My closest college friend came to town last night to spend the holidays with her family. She also hoped to say goodbye to her cousin who had been battling liver failure. But last night, only hours after my friend touched down, her cousin died, leaving two young children without their mother. Now my friends’ family will be navigating this horrible grief during the holidays. I suppose they will also be planning her service.
I want to be their for my friend in a meaningful way. I have nothing to do for the next ten days and my parents are around to support me so I can support my friend and her family, but I’m not sure what to do. Obviously I will bring a meal, but surely there is more I could do.
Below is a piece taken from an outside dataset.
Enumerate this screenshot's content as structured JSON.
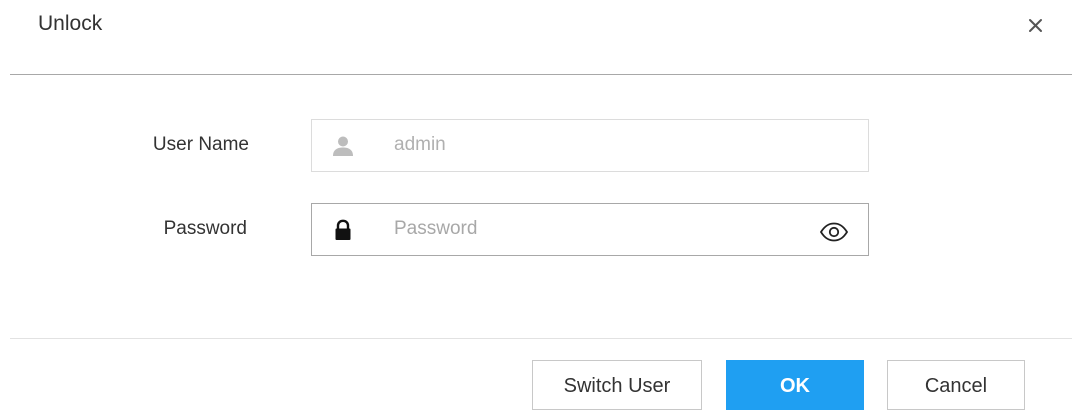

I already offered to take my friend’s two young kids so she could have some time, and now she might actually need that to attend services, but I’m worried she won’t ask for what she needs and I’m not sure how to offer my support.
Does anyone have any suggestions for how I can support my friend and her family during this horrible nightmare? I feel so powerless to help them, but I really want to be there for my friend. Should I just lay low and be ready to help if she asks me? Should I offer once and not again, or keep offering? I don’t know what to do.
Offering to take her kids is so nice. I think that’s a great idea and will really help her. Also, remember that her grief won’t evaporate after this week so continue to check in with how she’s feeling in the months ahead.
Yes, absolutely I’ll keep checking in. I just want to help now when she’s actually here because later she”lol be far away. But I also know she has family to navigate and it will be overwhelming and complicated. The next 10 days are going to be so hard for her. It breaks my heart.
Tell her you want to support her through this time period. Mention the things you have thought of, be precise in naming days, functions. Say that her actual needs may vary and be different from what you thought of, and to please check in with you as things develop if/as help is needed. Be clear how much time/notice you need to help because sometimes people hit last minute and then feel wrong asking. Ask about texting her to check in. Some people want hand holding, some want child care, some want cooking, some want cleaning help, some need quiet, some need to take a walk with or without children, everyone is different.
I am very sorry about the loss. Glad you are able to offer support.
Definitely keep offering. Grief is….tricky. And often people have trouble asking for help or even knowing WHAT they need help with so I think giving some of the suggestions you did here and saying something like would any of this help or is there something else? Let her know you mean it. You’re so kind to do this for her and it won’t be forgotten.
After the new year when you head back to work and all chaos repeats … send small texts of caring irregularly but with consistency. Grief is weird and hits at strange minutes; love, presence, and kindness really help.
You might also check to see if she would like you to get her or her kids clothes for the service. I second what the other commenters said about checking in and making specific offers.